Thanks for the heads up AlgarveblueVT. But this was the one batch I saved. The other platies in my community tank look pregnant but I am going to let nature take its course with those fry, survival of the fittest. These fry will be rehomed as soon as they are big enough.


----------



## Schmoo (Oct 3, 2014)

Babies!  I love platies. A female Panda and a male Sunburst were my husband's and my first fin babies.


----------



## AlgarveblueVT (Jul 11, 2013)

*platies*



Kasablanca said:


> Thanks for the heads up AlgarveblueVT. But this was the one batch I saved. The other platies in my community tank look pregnant but I am going to let nature take its course with those fry, survival of the fittest. These fry will be rehomed as soon as they are big enough.


I havent been able to split males and females yet... should have done a long time ago.
my problems is I cant rehome them, and dont have space.
All I have is a 40L com tank and a 12L fish bowl, both planted with plants planted in substrate.

My 40L com tank has shrimp and nerites, but I have to clean it soon so will look at ways of seperating them,I have in total maybe 30+

need to seperate male and females and small fry, will try to put small fry I think in 12L fish bowl, but might have to leave male and females together, as I havent seen anymore breeding at the mo.


----------



## AlgarveblueVT (Jul 11, 2013)

I have read that platies like slightly salty water , and say to add xteasspoons per gal.

can anybody here verify this before I add some aquarium salt?


----------



## Pippin (Apr 11, 2014)

Mine have done fine without salt, I think it might be just for the hardness of the water, but I'll check.

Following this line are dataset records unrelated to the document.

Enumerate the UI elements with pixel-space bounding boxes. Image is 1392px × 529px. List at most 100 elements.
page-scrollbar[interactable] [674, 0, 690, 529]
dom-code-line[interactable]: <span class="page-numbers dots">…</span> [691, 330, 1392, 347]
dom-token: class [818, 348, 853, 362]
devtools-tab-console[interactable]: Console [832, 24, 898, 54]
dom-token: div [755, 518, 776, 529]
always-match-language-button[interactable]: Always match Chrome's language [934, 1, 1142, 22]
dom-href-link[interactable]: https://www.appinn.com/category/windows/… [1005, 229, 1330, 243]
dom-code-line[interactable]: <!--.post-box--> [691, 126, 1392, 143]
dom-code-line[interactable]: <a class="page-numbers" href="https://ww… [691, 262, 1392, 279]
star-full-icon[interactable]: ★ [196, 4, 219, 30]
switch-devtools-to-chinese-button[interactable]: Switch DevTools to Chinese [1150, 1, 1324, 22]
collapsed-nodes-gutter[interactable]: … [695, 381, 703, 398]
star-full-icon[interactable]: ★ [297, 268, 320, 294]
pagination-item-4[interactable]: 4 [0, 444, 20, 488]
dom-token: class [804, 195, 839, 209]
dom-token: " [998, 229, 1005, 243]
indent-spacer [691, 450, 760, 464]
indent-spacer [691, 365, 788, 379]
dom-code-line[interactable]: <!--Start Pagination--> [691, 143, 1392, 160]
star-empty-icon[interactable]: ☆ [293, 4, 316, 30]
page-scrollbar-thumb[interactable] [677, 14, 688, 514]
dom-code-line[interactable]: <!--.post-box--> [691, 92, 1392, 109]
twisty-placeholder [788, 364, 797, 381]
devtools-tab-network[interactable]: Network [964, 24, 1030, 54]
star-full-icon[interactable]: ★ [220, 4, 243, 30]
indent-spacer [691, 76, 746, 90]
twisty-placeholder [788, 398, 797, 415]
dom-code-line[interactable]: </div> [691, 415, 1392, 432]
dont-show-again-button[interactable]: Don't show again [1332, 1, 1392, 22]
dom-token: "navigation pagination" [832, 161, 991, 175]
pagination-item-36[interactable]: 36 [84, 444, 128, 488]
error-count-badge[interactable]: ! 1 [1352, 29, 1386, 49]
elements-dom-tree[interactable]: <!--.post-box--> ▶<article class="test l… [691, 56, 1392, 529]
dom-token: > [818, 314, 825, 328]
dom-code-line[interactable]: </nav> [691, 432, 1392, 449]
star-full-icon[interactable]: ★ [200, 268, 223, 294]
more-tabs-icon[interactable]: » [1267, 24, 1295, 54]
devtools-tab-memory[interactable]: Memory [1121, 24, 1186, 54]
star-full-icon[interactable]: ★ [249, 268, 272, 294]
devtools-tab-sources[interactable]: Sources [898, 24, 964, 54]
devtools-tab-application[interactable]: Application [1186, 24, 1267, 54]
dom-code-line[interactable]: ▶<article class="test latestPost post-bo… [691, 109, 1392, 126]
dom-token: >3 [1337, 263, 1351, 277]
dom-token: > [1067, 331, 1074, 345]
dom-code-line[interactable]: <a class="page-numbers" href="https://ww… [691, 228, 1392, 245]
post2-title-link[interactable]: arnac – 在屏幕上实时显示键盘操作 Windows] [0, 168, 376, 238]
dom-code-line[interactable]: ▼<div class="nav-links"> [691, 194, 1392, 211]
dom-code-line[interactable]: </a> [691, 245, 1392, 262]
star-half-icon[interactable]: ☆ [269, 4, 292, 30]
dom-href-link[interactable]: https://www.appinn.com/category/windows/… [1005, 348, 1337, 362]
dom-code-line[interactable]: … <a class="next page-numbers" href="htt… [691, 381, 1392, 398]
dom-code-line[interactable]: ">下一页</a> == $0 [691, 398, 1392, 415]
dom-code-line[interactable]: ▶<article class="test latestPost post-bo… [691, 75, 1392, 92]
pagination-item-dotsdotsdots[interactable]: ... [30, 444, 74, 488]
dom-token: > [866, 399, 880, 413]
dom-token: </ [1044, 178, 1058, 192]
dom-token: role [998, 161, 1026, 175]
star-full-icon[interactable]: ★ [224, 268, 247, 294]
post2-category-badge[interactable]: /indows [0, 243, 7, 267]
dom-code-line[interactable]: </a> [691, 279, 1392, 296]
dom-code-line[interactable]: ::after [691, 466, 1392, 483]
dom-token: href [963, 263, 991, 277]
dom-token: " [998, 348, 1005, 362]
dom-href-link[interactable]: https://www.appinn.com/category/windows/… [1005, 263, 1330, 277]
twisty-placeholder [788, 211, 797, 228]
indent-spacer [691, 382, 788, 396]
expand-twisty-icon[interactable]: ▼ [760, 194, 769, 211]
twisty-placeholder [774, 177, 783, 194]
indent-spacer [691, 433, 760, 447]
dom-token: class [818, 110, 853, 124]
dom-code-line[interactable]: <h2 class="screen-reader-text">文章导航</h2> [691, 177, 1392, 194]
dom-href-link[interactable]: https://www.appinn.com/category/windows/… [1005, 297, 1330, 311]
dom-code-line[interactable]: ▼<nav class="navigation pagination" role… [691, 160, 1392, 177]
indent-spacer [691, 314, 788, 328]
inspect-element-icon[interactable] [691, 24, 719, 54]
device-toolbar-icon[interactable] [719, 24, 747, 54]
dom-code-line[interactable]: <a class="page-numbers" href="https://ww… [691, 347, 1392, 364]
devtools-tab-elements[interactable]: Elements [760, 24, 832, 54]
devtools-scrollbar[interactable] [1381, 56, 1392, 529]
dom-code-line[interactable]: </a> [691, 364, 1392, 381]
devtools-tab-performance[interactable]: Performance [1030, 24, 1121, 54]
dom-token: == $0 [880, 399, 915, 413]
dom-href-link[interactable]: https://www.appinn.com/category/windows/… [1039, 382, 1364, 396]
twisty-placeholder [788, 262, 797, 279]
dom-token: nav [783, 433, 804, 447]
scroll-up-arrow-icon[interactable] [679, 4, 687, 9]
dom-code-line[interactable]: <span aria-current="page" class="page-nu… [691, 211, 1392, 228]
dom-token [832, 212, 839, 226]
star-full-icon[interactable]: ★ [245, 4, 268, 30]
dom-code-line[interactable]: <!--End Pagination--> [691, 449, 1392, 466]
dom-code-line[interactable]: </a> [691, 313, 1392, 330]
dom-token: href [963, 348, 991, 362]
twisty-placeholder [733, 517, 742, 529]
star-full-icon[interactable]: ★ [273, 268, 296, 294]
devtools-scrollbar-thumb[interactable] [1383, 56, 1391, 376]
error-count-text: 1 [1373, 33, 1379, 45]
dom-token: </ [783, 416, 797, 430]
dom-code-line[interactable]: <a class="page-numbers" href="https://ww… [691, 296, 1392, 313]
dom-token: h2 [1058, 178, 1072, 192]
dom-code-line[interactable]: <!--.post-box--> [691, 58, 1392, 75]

But unless t is to adjust the hardness of the water, platies are fresh water, not brackish or marine, so I'll check if it's for hardness....


Yep, it is. Just check the hardness of the water of you platies, to see if it needs adjusting. It should only if it is soft. You are going to ask someone else what that means, as I have no clue about adjusting hardness of fish tanks.


----------



## AlgarveblueVT (Jul 11, 2013)

my water is well water, so it has lots and lots of calcium, and lots of minerals


----------



## AlgarveblueVT (Jul 11, 2013)

After reading ur post, I thought I would separate my platies and re-do their bowl.

so I thought I would share their new set-up


----------



## Pippin (Apr 11, 2014)

Those guys have grown!


----------



## AlgarveblueVT (Jul 11, 2013)

and growing...


----------



## AlgarveblueVT (Jul 11, 2013)

found 2 new fry in community tank-
one has now been moved to nursery 
the other is difficult to catch


----------